The group representing the Beach Patrol disagrees.
“We’re the busiest lifeguard state agency on the East Coast. We make rescues with no accolades, no parades. We pull people out of the water, save them,” Volusia Waterman’s Association union president said at a news conference on Monday. “Removing 35 of those professional lifeguards and reallocating them will result in less eyes on the water and therefore more danger to the beach.”
The group went on to claim that Chitwood “will not allow these officers to conduct life-saving water rescues,” adding it’s worried that the removal of patrol members would “endanger the safety of the public and the image of our tourism-driven communities.”
“Not only do Beach Safety Officers conduct a high number of law enforcement tasks, they also conduct a large number of ocean rescue and EMS calls,” Volusia Waterman’s Association said in a statement. “In fact, the Beach Safety Division rendered 58,141 law enforcement calls from 2017-2021. In that same timespan, the Division conducted 160,820 ocean rescue actions and 7,815 EMS calls.”
The president of the union also added that the team worked to get “crowds down to a murmur” during spring break, to ensure residents were not disrupted.
The association also touted the environmental management patrol officers oversee, allowing beach driving and public access to the shore.

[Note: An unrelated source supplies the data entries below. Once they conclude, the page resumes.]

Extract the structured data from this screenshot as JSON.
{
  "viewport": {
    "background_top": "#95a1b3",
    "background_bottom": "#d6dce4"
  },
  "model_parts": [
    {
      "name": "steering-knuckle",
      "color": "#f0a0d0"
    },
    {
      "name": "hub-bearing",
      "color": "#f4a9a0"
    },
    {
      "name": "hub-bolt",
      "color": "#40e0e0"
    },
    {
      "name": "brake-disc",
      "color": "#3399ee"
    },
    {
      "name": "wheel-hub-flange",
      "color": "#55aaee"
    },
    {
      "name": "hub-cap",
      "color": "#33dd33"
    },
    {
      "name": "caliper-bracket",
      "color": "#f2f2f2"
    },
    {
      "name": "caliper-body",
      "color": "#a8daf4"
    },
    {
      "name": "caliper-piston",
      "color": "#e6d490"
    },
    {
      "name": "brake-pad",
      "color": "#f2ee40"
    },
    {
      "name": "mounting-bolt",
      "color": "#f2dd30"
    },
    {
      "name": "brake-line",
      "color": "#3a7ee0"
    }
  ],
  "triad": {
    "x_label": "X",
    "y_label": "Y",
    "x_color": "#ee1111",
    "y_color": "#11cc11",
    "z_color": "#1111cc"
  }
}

“We allege that this proposal by the Sheriff is misguided and ignorant of the complex management system which is required to keep our beaches running smoothly. We allege that the proposal is an authoritarian power-grab which relies on a theft of essential services from the public which are intended to shore-up the chronically-understaffed Sheriff’s Office. We allege an egregious lack of transparency from the Sheriff’s Office, which has not allowed the public or the Beachside municipalities the opportunity to participate in a robust public dialogue regarding these important issues which will impact the whole of the county’s citizens,” the association said.
Chitwood responded on Sunday with a statement.
“Please read the proposed legislation, which prevents any county from transferring the duties and responsibilities of the Office of the Sheriff, Property Appraiser, Clerk of Courts, Supervisor of Elections and Property Appraiser. We plan to follow the law in Volusia County, just as every other county in Florida must do.”Volusia County Sheriff Mike Chitwood
Bryon White, a spokesman for Volusia Waterman’s Association and a retired law enforcement officer, lifeguard and EMT who worked on Volusia beaches for 20 years, said Monday the group wants to open a dialogue with Chitwood.
He further said he understands that all law enforcement and public safety departments across the nation are “critically understaffed right now,” but doesn’t think the answer lies in filling Volusia County Sheriff’s Office vacancies with Beach Patrol officers.
“I would like to emphasize that we do want to speak with the sheriff. We believe that his intentions are good. We think that he wants to provide a high level of services to the community. We believe that we can assist in him creating a program that works for everyone. He just needs to come talk to us and be transparent about his plans,” White said.
The sheriff posted a response to the news conference on Tuesday, calling out White for “working hard to stoke fear to preserve the status quo for his friends.”
“It’s been suggested by the beach union that we should take over ALL of Beach Safety, not just law enforcement. The truth is, I’d be open to that. Beach Safety has some of the best employees in the business. But that’s a decision that’s up to Volusia County, not me, and it’s not what the legislation proposes,” the post read in part.